Yesterday many of the young women in my class (and many men as well, in fact) knocked my socks off with their comments about the essay. Only maybe 30-40% of the students in each class spoke during our 15-20 minute circle discussion, but the things that were shared were thoughtful and, I trust, impacted the thinking of everyone in the room. 

In perhaps my favorite moment all day, MN asked, "Miss, what does she mean by 'poetry is the skeleton architecture of our lives'?" I was unsure what to say, because indeed that phrase flummoxed me each of the half dozen times I read and annotated this essay in preparation for class. Luckily, MA jumped in with a response before I even could pose the question to the class - and she very rarely does that! She said "It means it's the most important thing. It's the thing that all our other action depends on." I was astounded by the ease and clarity of her interpretation. Of course, that makes perfect sense and is a powerful vision of poetry, and totally in line with Lorde's thrust in this essay, that poetry is not a luxury. Neither, I said to the class, is our literal skeleton a luxury - "We would fall down without it" mused SH. MN jumped onto MA's comment - "Ah, so she's saying we need to look inside ourselves to find it!" Again, this deepened my own understanding of Lorde's concept of poetry as skeleton.


In the first period, the conversation focused on fear and the ways it keeps us silent. Lorde's comment about how fears keep us silent and that, by putting them under "scrutiny" we can begin to be free of them, spurred a conversation of what kinds of fears make us silent. 
Fear of actually facing violence, said ZE.
Fear of facing incarceration if we are guilty, said DI.
Fear of people's reactions if we tell them we are sick, like if we have HIV, said AM.
Fear of being abused, or of telling someone that we've been abused, said MY.
Fear of angry parents if we tell them that we are in a relationship, said AA.  

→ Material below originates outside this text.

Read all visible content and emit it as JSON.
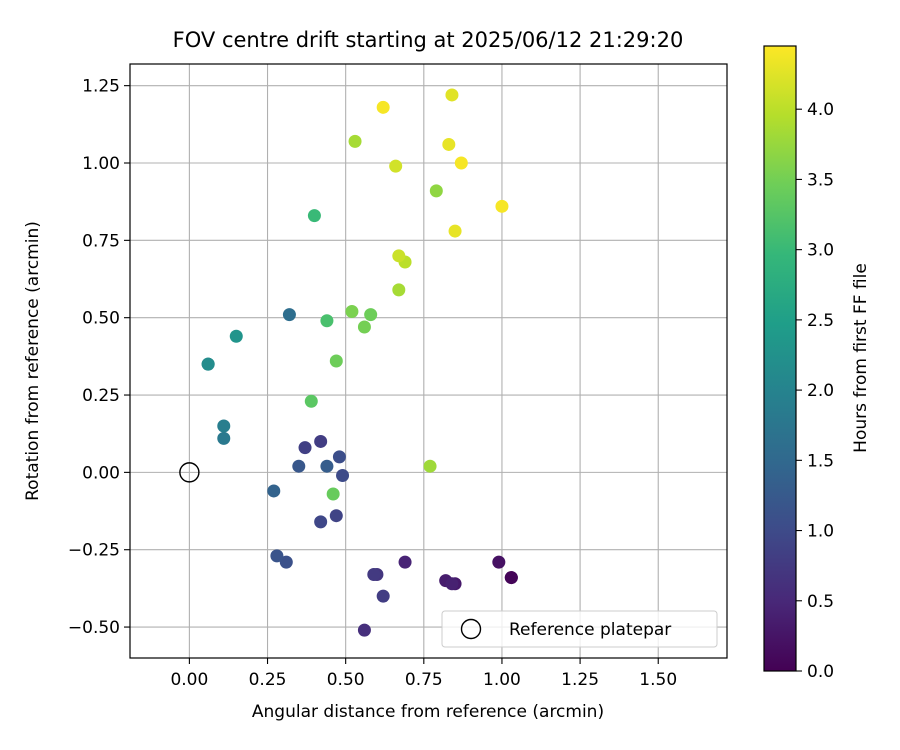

Before we read Lorde's words about encouraging each other, I asked students how we overcome these fears. They said "raise your voice; be confident" and I said that those things are hard. How do we gain the confidence to raise our voice? Practice, they said, and encourage each other. This is exactly what Lorde tells us, I said. We looked at the section where Lorde says that "We can train ourselves to respect our feelings, and to discipline (transpose) them into a language that matches those feelings so they can be shared. And where the language does not yet exist, it is our poetry which helps to fashion it." 

Image result for audre lorde poetry is not a luxuryWe had just written poetry at the beginning of class, a stanza of lines all of which began with "I". When we reached this point in the discussion, we could say "That was training. Lorde would congratulate us here on doing the hard work of looking within and asking 'What and who am I?'" We then talked, in both first and second periods, about what that takes courage. Why is it hard to turn the spotlight towards ourselves? 
Because sometimes we've made mistakes and done things we don't want to look at, said MN.
Because we like to put the past in the past, and pretend it has no power, said ZA.

_________

At the beginning of the period, as I told the classes that their homework was to read two poems by Langston Hughes, I said that it was his poetry was caused me to like poetry. "I didn't like any of the poetry we read in high school," I told them, to which RA said "Me neither!" I thought this was great, I always love the candor of what RA says. So I said "I'm so glad you said that, because it reminds me to say to you, even if you don't like any of the poetry we are reading now, don't give up on poetry, because there are a million kinds, and you might connect really well to some other kind of poetry. Don't do what I did, which is graduate thinking 'aw, poetry is just not for me.'"

I was going to make a comparison to what people have told me about beer - "you just haven't found the right one yet!" But I didn't. 

I've been thinking what kind of academic writing I could do about what goes on in my classroom, and I feel like reflecting on being a white teacher in a classroom of African and Asian and South American students might be fruitful line of inquiry to pursue.